Data storage is cheap and hence can be mined for information generation.  Technologies such as MPP (massively parallel processing) databases, distributed databases, cloud computing platforms, distributed file system, as well as scalable storage systems are in use.  Using open source platforms such as Hadoop the data lake built can be developed to predict analytics by adopting a modelling factory principle. In this technology, of which there are several vendors, the data that an organization generates does not have to handled by data scientist but focus on asking right questions with relation to predictive models. The technology allows real automation to data science, where traditionally work was moved from one tool to the next, so that different data sets were generated and validated by models. The automation of such processing not only removes human error but also allows managing hundreds of models in real time. In model factories of the future, software will pre-manage data and scientists have to concentrate only on how to run models and not iterate their work. Model factories of the future are the Google and Facebook of today, but without the number crunching army of engineers but automated software to manage data science processing via tooling and pervasiveness of machine learning technologies. Examples include Skytree.

Edge analytics

Business environment creates unstructured databases which could exceed zettabytes and petabytes and demand specific treatment in terms of storage of processing and display.  Hence, large data-crunching companies such as Facebook or Google cannot use conventional database analytic tools such as those offered by Oracle as big repositories require agile, robust platforms based on either distributed, cloud systems or open source systems such as Hadoop. These involve the use of massive data repositories and thousands of nodes which evolved from tools developed by Google Inc, like the MapReduce or File Systems or NoSQL. None of these are compliant with conventional database characteristics such as – atomicity, isolation, durability or consistency.  Hence to overcome the challenge data scientists collect data, analyze it by using automated analytic computation on data at a sensor or the network switch or other device and does require that data is returned to data store for processing. Thus, by annotating and interpreting data, network resources mining of data acquired is possible.

Anomaly detection

Data Scientists use the outlier detection or anomaly detection process to identify instances or events which fall short of a template pattern of an item on a data set. In short, they are the set of data points which are different in many ways from the remainder of the data. These are used in credit card frauds, fault detection, telecommunication frauds, network intrusion detection. This also used statistical tools such as Grubbs’ test to detect outliers or univariate data (Tan, P. N., Steinbach, M., & Kumar, 2013).

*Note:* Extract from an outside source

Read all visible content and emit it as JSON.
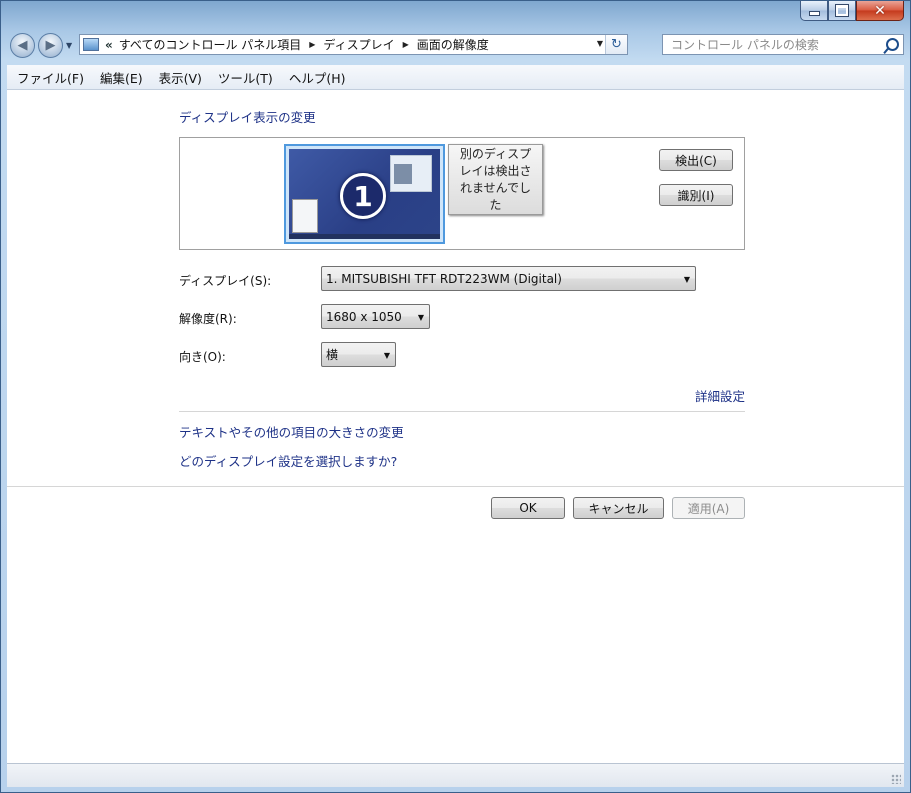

Event streaming processing

ESP or Event Stream Processing is described as the set of technologies which are designed to aid the construction of an information system that are event-based. Thus, this technology include – event visualization, event databases, event driven middleware, event processing languages as well as complex event processing. Here data that is collected is immediately processed without a waiting period, and creates output instantaneously.

Text analytics

Text analytics refers to text data mining and uses text as the units for information generation and analysis. The quality of information derived from texts is optimal as patterns are devised and trends are used in the form of statistical pattern leaning.  Unstructured text data is processed to form meaningful data for analysis so that customer opinions, feedback, product reviews are quantified. Some of the applications here are sentimental analysis, entity modelling support for decision making.

Data lakes

Data lakes are storage repositories of raw data in its native format. These are held in this state, until they are required. Such storage is done in a flat architectural format and contrasts with that ot data stored hierarchically in data warehouse stores. Data structures are defined only when the data is needed. Vendors include Microsoft Azure, apart from several open source options.

Spark

Spark is a key application of IOT data which simplifies real-time big data integration for advanced analytics and uses realtime cases for driving business innovation. Such platforms generate native code and needs to be further processed for Spark streaming.

Conclusion

According to Gartner as many as 43% of organizations are committed to invest and implement IoT, and is indicative of the massive scale of data the organizations will come to generate. Thus, utilities or fleet management or healthcare organizations, the use of IoT data will overturn their cost savings, operational infrastructure as well as asset utilization, apart from safety and risk mitigation and efficiency building capabilities. The right technologies deliver on the  promise of big data analytics of IoT data repositories.

References

Angeles, R. (2016). STEADYSERV BEER: IOT-ENABLED PRODUCT MONITORING USING RFID. IADIS International Journal on Computer Science & Information Systems11(2).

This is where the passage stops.